LianaK profile image

LianaK 5 years ago

Sorry, no suggestions here. I only have brothers. However, I think you may be a little hard on yourself. Love ya mom.


Lisa HW profile image

Lisa HW 5 years ago from Massachusetts

The relationship between sisters can be as unique as each sister sometimes. Other times, there are things most sisters share in common when it comes to the relationship. (I have one sister.) Maybe it's easier to say closer with one than with more than one. (I enjoyed your Hub, but I wouldn't mind knowing what the deal is with those head-pieces (that look like bridal veils sort of)on the Lennon Sisters are in that "Kind of Hush" video. lol )


elayne001 profile image

elayne001 5 years ago from Rocky Mountains Author

Thank The Busy Coconut.

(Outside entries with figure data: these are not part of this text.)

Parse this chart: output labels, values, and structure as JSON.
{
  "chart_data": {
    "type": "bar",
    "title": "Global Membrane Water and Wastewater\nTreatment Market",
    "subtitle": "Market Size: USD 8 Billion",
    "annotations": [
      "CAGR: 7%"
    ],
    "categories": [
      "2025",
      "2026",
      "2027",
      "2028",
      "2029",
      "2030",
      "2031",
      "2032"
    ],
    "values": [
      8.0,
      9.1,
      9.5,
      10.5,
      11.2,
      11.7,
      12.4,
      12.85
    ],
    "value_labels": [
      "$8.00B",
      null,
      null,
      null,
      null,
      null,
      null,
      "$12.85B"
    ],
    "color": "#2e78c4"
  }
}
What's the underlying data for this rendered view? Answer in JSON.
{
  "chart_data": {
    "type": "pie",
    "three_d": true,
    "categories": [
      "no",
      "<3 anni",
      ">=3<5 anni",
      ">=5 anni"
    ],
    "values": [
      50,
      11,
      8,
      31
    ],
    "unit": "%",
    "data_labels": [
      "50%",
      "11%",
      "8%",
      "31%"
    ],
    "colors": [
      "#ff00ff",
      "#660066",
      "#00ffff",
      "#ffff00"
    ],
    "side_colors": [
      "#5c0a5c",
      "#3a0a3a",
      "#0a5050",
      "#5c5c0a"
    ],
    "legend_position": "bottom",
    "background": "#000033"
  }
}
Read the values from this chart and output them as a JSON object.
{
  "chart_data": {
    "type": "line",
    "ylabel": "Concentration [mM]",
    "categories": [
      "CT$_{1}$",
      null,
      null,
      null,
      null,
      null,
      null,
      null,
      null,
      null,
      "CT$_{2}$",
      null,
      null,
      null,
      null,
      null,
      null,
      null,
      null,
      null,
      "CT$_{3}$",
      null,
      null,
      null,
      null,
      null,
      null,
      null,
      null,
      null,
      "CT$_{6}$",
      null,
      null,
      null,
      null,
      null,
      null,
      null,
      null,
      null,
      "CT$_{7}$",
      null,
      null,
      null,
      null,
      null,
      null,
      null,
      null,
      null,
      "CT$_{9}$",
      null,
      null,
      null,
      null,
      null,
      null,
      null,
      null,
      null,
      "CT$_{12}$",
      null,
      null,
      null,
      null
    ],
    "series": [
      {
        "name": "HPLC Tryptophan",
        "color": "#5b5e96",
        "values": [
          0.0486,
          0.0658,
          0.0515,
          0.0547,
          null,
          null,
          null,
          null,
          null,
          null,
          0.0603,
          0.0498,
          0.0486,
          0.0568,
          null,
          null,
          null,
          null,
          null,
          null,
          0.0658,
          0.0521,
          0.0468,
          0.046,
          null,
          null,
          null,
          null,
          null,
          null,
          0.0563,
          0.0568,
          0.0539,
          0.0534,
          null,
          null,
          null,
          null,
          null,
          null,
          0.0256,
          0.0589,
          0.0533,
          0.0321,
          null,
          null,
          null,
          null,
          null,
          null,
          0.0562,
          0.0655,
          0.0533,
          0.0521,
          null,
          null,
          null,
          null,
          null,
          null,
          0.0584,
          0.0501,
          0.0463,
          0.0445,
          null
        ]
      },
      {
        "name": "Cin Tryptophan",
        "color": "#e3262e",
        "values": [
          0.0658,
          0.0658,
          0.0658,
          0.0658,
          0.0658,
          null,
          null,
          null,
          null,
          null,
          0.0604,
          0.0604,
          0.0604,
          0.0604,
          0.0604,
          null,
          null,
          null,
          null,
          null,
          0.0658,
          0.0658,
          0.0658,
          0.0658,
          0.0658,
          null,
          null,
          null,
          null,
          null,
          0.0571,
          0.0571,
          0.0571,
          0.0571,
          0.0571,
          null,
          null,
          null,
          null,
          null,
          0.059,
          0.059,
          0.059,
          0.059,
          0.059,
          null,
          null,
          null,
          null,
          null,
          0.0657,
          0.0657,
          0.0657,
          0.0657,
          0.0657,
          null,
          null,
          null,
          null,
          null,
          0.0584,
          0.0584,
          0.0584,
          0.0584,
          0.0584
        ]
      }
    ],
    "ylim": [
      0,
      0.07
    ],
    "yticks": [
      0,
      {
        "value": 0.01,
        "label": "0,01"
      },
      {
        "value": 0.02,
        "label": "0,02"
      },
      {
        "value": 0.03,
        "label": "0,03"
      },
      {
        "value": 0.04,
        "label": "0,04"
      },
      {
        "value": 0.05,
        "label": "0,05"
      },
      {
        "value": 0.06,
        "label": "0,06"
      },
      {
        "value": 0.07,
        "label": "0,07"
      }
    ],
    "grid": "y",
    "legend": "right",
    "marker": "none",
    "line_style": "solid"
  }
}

Snail mail it is. I do try to send cards and Christmas gifts, otherwise, I wouldn't have much contact with one sister. Phone calls are always short and a bit awkward. Thanks for your comments.


The Busy Coconut 5 years ago

It is hard to stay connected when you're separated by years and distance. With my sister in NZ, it is hard to stay connected with her. My suggestion would be to stay in constant contact, even if it is by snail mail. You'd be surprised the connection you can make. I've done that with people I was never close to. When I meet up with them, it's almost like we've been friends forever.